L'accord à l'amiable, qui accorde 85 millions de dollars de dommages aux plaignants, doit encore être approuvé par une juge fédérale à San Jose, en Californie. (Crédits : Dado Ruvic)

Zoom a accepté de payer 85 millions de dollars (71,6 millions d'euros) pour régler des poursuites en matière de protection de la vie privée, a annoncé le groupe dimanche. La plateforme américaine de conférence vidéo en ligne, devenu un élément du quotidien à l'ère du Covid-19, avait déjà tenté de renforcer la sécurité de ses réunions à la suite des affaires de "zoombombing".

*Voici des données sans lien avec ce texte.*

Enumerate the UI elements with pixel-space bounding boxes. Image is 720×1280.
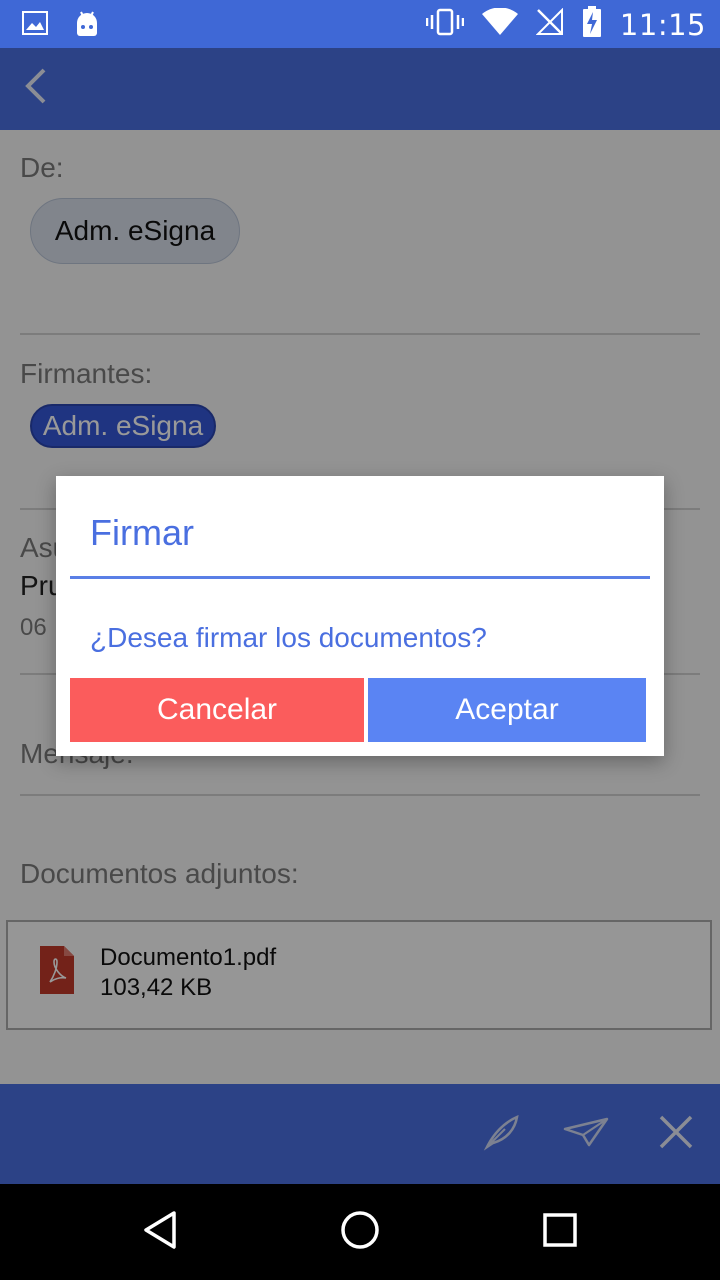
square-recents-icon <box>542 1212 578 1253</box>
wifi-icon <box>481 7 518 41</box>
image-notification-icon <box>22 11 48 40</box>
dialog-title: Firmar <box>90 512 194 553</box>
nav-home-button[interactable] <box>334 1206 386 1258</box>
battery-charging-icon <box>582 6 602 43</box>
vibrate-icon <box>425 7 465 42</box>
circle-home-icon <box>340 1210 380 1255</box>
clock: 11:15 <box>619 7 706 42</box>
nav-back-button[interactable] <box>134 1206 186 1258</box>
navigation-bar <box>0 1184 720 1280</box>
cancel-button[interactable]: Cancelar <box>70 678 364 742</box>
nav-recents-button[interactable] <box>534 1206 586 1258</box>
android-icon <box>74 9 100 42</box>
no-signal-icon <box>535 7 564 41</box>
dialog-message: ¿Desea firmar los documentos? <box>90 622 487 653</box>
dialog-divider <box>70 576 650 579</box>
triangle-back-icon <box>142 1210 178 1255</box>
status-bar: 11:15 <box>0 0 720 48</box>
sign-dialog: Firmar ¿Desea firmar los documentos? Can… <box>56 476 664 756</box>
accept-button[interactable]: Aceptar <box>368 678 646 742</box>
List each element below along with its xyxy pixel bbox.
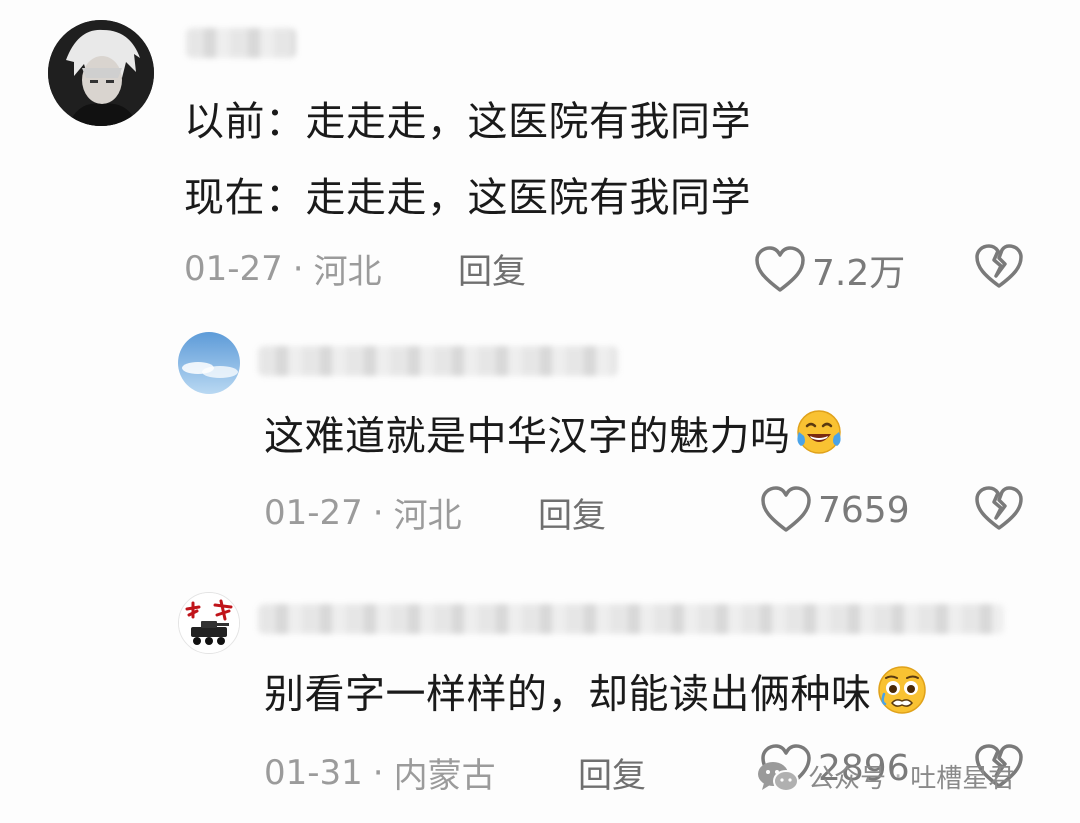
broken-heart-icon (975, 486, 1023, 530)
meta-separator: · (372, 492, 384, 533)
reply-button[interactable]: 回复 (578, 748, 646, 797)
comment-text-line-2: 现在：走走走，这医院有我同学 (184, 175, 751, 221)
username-blurred[interactable] (258, 346, 618, 376)
comment-location: 河北 (313, 252, 382, 292)
meta-separator: · (292, 248, 304, 289)
comment-meta: 01-27 · 河北 (184, 244, 382, 293)
watermark-separator: · (894, 761, 903, 792)
pleading-face-emoji (876, 664, 928, 729)
heart-icon (755, 246, 805, 292)
heart-icon (761, 486, 811, 532)
comment-date: 01-27 (184, 248, 283, 289)
avatar[interactable] (178, 592, 240, 654)
comment-location: 内蒙古 (393, 756, 496, 796)
comment-text: 这难道就是中华汉字的魅力吗 (264, 408, 843, 469)
wechat-icon (758, 761, 799, 792)
username-blurred[interactable] (258, 604, 1004, 634)
watermark-account: 吐槽星君 (910, 764, 1015, 794)
watermark: 公众号 · 吐槽星君 (756, 758, 1014, 795)
comment-text-content: 这难道就是中华汉字的魅力吗 (264, 413, 791, 460)
comment-date: 01-31 (264, 752, 363, 793)
username-blurred[interactable] (186, 28, 296, 58)
avatar[interactable] (48, 20, 154, 126)
dislike-button[interactable] (974, 486, 1024, 536)
reply-button[interactable]: 回复 (538, 488, 606, 537)
comment-text-line-1: 以前：走走走，这医院有我同学 (184, 99, 751, 145)
meta-separator: · (372, 752, 384, 793)
dislike-button[interactable] (974, 244, 1024, 294)
watermark-label: 公众号 (808, 764, 887, 794)
comment-meta: 01-27 · 河北 (264, 488, 462, 537)
avatar[interactable] (178, 332, 240, 394)
comment-text: 别看字一样样的，却能读出俩种味 (264, 664, 928, 729)
like-button[interactable]: 7.2万 (754, 244, 905, 296)
reply-button[interactable]: 回复 (458, 244, 526, 293)
comment-text-content: 别看字一样样的，却能读出俩种味 (264, 671, 872, 718)
laughing-tears-emoji (795, 408, 843, 469)
like-button[interactable]: 7659 (760, 486, 910, 534)
broken-heart-icon (975, 244, 1023, 288)
comment-date: 01-27 (264, 492, 363, 533)
like-count: 7.2万 (812, 253, 906, 294)
like-count: 7659 (818, 489, 910, 531)
comment-location: 河北 (393, 496, 462, 536)
comment-meta: 01-31 · 内蒙古 (264, 748, 496, 797)
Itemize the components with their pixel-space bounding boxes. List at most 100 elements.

Plainte collective pour partage de données inapproprié et non consenti

Cette pratique, dont l'appellation est dérivée de celui de la plateforme, consiste pour des pirates informatiques à s'introduire dans une réunion virtuelle pour la perturber, en diffusant notamment des contenus pornographiques ou racistes. Ce phénomène s'est développé à la faveur de la multiplication des téléconférences, liée au développement du télétravail pendant la pandémie.

De plus, en mars 2020, l'application de vidéoconférence qui affirmait offrir un service de crypté de bout en bout a été mise en cause par plusieurs plaignants. Ils ont déposé une plainte en nom collectif devant un tribunal fédéral de Californie.

Ils affirmaient que l'application "partageait les données de ses utilisateurs de façon inappropriée et sans leur consentement". Ils ont notamment mentionné le fait que Zoom a partagé leurs données avec des compagnies en utilisant des logiciels de tierces parties comme ceux de Facebook, LinkedIn Navigator ou Google.

Un accord amiable en attente d'approbation de la juge

Afin de mettre un terme aux actions en justice, Zoom a accepté de verser 85 millions de dollars de dommages aux plaignants. Cet accord à l'amiable doit néanmoins encore être approuvé par la juge fédérale Lucy Koh à San Jose, en Californie.

Zoom a aussi accepté d'entreprendre "une douzaine de changements majeurs dans ses pratiques afin de renforcer la sécurité des réunions (sur son application), la protection des données privées", affirme le protocole d'accord.

Fondé en 2011, Zoom a surfé sur la crise du Covid-19 durant laquelle le service s'est considérablement développé. Alors que la plateforme comptait 10 millions de participants quotidiens en janvier 2020, elle a atteint 300 millions d'utilisateurs quotidiens fin avril. L'entreprise a ainsi engrangé un chiffre d'affaires de 663 millions de dollars entre avril et juin 2020, soit 355% de plus que l'année dernière à la même période.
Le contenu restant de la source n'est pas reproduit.